+ Start a Discussion
Reppin__505Reppin__505 

Batch Apex Class - Querying Against Large Data Sets

I have a batch apex class where i'm building collections of websites and emails, so that i can use those collections to filter other other queries which will be made into collections. With all collections set, i want to run through a final loop of the scope to perform business processes.

 

Mockup:

 

for(Object o : scope)

{

listEmails.add(o.Email);

listWebsites.add(o.Websites);

}

 

Map<String, Account> accounts = Gather all accounts where website not in :listWebsties; //Website is key

List<String, Contact> contacts = Gather all contacts where email not in :listEmails; //Email is key

 

for(Object o : scope)

{

   Account = accounts.get(o.website);

Contact = contacts.get(o.Email);

 

Perform business logic here

}

 

The problem is when i run this batch it stays processing for hours. When working with a rather small database this works fine. But in working in a larger environment perhaps this is not the best solution. 

 

Can anyone help me speed up the batch process with a more effective approach?

 

Thanks.

Reppin__505Reppin__505

Additional Info:

 

I don't supply a batch size. The scope for the first process i ran was only 300 records. So a collection of 300 list items is used for filtering the other objects queried ie Accounts and Contacts.

 

It's those other objects which are queried that is slowing the process dramatically.

sfdcfoxsfdcfox

You're effectively querying your ENTIRE database EVERY loop through your batch code: you stated that you query A from B, and then you query all NOT A from B, and the union of A and NOT A is all B. So if you have 10,000 records, your code has to process a total of  (200 records per batch times 500 batches) times 10,000 records, or 100,000,000 records. You can see this won't work scale well. You need to figure out what your business logic is doing, or you won't be able to accomplish your goal. I understand that you may be unable to unwilling to share your "business processes", but if you could share your project with us, we could help you create a better algorithm.

Reppin__505Reppin__505

I just noticed that in the psuedo code i used NOT IN. That's my mistake the actual code is filtering for the Accounts and the Contacts that are IN the list collections.
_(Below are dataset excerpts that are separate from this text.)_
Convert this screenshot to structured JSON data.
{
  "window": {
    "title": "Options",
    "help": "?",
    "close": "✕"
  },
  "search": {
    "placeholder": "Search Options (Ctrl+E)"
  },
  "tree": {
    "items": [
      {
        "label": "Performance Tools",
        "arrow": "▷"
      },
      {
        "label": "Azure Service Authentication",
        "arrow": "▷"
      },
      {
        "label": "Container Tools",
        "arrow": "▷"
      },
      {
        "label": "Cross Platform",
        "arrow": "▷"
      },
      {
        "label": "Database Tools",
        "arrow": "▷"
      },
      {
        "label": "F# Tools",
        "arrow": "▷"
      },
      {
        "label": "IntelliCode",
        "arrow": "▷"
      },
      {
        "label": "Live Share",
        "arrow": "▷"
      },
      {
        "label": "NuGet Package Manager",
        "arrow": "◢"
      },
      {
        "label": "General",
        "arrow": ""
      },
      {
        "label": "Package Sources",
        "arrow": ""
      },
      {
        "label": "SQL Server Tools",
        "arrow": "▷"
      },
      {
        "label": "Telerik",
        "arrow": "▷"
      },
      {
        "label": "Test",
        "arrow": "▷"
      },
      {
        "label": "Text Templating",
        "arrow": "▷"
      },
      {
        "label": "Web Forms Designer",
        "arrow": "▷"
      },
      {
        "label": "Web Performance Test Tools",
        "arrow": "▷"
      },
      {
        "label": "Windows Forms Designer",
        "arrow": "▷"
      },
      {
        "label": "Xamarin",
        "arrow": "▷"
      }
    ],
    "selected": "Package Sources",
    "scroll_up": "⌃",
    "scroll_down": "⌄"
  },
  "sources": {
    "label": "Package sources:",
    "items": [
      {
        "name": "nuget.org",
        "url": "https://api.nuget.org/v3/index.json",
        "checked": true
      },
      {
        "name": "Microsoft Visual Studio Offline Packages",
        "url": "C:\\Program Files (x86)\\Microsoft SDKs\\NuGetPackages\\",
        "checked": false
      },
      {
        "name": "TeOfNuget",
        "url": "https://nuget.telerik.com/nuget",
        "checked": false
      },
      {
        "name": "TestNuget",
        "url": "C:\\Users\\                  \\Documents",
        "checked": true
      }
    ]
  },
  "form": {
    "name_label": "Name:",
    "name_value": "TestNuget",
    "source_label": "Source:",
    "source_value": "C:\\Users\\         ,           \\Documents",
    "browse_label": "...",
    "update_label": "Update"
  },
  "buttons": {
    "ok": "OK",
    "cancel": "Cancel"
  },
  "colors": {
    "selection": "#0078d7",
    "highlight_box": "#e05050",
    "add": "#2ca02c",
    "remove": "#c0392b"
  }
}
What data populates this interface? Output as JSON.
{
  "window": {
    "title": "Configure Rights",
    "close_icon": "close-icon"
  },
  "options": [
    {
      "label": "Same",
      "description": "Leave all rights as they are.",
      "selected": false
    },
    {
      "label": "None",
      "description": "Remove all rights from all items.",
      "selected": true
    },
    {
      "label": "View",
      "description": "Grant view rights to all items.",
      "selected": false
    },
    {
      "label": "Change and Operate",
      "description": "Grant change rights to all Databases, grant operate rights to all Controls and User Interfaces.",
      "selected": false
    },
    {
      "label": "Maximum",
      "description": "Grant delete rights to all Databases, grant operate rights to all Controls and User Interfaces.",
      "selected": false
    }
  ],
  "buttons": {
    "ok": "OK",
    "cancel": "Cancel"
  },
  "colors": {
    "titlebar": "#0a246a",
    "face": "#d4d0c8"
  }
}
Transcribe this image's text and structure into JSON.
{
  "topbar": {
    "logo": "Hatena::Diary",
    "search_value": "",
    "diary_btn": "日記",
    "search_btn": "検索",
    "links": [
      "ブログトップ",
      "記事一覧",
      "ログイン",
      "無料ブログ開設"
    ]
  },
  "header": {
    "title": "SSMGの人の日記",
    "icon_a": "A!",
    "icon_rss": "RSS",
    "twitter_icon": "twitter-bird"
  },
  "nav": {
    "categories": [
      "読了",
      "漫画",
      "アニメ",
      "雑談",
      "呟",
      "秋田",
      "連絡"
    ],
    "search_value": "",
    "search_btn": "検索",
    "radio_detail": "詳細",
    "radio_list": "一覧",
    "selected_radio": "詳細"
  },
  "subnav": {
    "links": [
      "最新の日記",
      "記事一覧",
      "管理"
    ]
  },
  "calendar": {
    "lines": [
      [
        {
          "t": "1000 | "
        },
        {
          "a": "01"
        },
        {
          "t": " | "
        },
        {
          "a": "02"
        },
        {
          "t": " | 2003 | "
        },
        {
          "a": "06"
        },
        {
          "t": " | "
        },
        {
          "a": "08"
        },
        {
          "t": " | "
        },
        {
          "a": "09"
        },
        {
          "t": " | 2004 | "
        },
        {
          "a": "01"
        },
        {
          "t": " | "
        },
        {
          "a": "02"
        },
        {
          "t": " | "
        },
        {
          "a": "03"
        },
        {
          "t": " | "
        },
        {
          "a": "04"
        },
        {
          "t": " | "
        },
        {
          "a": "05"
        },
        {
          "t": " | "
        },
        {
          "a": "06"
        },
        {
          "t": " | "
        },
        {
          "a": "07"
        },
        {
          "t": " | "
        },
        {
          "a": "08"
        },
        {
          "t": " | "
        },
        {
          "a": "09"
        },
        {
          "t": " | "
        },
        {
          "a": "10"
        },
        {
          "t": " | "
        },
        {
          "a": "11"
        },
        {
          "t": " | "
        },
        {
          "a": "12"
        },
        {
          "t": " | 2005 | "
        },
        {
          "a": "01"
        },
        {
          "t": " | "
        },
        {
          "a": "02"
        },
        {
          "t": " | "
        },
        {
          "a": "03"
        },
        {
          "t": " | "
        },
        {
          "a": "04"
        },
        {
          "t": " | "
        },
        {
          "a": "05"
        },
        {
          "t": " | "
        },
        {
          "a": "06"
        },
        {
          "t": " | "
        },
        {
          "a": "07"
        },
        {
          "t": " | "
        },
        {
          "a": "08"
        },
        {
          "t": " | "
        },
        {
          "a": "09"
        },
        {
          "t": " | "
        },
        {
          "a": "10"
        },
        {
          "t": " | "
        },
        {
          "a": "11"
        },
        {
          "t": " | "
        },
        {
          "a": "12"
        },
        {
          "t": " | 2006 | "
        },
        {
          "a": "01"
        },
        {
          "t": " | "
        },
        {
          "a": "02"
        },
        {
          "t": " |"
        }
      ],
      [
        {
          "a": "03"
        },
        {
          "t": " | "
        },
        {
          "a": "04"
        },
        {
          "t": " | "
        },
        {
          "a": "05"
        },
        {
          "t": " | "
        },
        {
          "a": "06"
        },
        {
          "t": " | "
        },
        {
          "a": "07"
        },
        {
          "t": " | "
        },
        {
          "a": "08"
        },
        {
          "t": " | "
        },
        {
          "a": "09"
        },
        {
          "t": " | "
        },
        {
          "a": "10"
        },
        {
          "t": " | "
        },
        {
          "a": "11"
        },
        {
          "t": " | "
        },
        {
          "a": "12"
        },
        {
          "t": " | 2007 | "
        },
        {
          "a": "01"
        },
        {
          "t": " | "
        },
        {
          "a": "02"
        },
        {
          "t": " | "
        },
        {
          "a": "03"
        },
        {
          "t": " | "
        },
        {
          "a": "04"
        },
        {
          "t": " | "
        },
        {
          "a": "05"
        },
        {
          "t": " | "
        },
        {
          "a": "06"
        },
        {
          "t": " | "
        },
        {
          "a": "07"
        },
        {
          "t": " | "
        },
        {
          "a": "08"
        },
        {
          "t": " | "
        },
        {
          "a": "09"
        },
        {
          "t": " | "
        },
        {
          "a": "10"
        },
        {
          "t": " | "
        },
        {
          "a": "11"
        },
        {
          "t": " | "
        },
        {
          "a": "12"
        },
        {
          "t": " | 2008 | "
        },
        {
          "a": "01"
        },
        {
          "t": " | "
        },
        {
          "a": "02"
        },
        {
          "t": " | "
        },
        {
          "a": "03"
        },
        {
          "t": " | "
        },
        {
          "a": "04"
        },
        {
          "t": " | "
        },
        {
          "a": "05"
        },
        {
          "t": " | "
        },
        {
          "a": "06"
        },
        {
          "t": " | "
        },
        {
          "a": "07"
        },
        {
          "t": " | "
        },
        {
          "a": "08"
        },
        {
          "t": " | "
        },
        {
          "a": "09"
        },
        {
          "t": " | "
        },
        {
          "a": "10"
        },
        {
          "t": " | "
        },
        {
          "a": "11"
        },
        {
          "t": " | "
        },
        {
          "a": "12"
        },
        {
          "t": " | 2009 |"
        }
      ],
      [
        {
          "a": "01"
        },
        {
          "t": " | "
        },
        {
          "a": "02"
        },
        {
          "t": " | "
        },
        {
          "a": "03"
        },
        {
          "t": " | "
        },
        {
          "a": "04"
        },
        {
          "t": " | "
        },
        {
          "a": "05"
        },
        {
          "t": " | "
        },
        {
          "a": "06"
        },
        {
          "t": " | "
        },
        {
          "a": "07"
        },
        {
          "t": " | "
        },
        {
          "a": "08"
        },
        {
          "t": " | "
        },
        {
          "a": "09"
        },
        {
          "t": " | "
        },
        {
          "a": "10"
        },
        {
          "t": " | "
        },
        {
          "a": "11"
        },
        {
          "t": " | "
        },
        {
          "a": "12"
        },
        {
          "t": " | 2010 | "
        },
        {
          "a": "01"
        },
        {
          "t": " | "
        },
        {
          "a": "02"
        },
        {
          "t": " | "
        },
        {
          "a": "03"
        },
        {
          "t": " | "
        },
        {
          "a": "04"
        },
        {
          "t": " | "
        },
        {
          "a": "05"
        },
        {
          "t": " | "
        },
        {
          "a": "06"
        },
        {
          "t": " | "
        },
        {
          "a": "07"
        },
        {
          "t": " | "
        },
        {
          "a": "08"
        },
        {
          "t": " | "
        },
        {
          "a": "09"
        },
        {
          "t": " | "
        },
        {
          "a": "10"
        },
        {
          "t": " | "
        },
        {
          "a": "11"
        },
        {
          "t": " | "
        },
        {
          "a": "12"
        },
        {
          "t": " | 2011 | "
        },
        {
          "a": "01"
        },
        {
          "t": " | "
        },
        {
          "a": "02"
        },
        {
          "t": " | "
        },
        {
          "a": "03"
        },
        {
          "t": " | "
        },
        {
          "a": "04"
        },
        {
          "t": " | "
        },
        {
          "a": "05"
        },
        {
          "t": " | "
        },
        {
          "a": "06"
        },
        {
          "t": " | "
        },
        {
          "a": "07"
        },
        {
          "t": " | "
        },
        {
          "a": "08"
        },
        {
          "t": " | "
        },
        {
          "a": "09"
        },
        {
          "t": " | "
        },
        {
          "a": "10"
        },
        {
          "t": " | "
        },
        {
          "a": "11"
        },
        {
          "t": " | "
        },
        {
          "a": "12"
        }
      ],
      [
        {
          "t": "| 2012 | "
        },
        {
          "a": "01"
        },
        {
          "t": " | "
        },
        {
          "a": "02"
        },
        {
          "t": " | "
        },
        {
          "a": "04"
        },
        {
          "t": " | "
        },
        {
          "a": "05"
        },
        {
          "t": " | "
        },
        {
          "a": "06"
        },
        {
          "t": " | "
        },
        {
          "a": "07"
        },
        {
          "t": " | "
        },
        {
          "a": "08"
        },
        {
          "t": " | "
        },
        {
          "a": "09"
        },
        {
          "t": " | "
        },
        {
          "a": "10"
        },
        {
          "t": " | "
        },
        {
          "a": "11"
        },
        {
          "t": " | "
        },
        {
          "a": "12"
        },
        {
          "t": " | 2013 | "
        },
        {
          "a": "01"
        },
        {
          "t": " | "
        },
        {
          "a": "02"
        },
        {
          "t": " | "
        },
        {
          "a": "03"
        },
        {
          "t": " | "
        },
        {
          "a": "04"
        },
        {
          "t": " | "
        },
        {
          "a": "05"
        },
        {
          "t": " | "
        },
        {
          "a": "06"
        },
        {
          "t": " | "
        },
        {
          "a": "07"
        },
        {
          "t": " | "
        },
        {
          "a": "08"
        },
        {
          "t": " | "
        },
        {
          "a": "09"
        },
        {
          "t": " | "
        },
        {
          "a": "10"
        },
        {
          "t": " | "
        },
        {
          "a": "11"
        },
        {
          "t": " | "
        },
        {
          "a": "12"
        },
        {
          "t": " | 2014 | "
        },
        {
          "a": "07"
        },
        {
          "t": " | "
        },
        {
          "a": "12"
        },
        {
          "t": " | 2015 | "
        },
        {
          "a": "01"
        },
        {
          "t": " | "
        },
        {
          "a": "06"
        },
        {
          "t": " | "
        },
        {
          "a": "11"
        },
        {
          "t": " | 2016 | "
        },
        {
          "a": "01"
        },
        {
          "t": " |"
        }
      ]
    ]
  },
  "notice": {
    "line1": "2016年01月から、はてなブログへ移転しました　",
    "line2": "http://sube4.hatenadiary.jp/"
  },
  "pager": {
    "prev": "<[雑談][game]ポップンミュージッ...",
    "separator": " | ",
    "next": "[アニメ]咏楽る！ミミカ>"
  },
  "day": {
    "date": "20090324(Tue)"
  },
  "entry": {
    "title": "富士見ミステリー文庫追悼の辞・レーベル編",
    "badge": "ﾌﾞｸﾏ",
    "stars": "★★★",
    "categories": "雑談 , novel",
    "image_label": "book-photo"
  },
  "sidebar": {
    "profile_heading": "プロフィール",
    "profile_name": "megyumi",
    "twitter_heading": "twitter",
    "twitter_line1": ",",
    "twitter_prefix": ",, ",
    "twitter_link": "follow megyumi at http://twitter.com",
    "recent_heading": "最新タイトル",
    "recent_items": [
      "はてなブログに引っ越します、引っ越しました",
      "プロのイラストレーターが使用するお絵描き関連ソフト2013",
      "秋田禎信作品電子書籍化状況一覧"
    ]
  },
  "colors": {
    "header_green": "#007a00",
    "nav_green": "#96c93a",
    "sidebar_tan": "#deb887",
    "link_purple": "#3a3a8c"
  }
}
This is what is so weird to me, why is the batch process taking so long to run when all i'm trying to do is build list of emails and websites, then build a collections of accounts and contacts with those emails and websites so that i can reference those objects in the latter scope loop. 

 

I want to reference the account and contact records which match the website or email of the final scope records.

 

That's all i'm trying to do here. But it's taking the batch process a long time to run.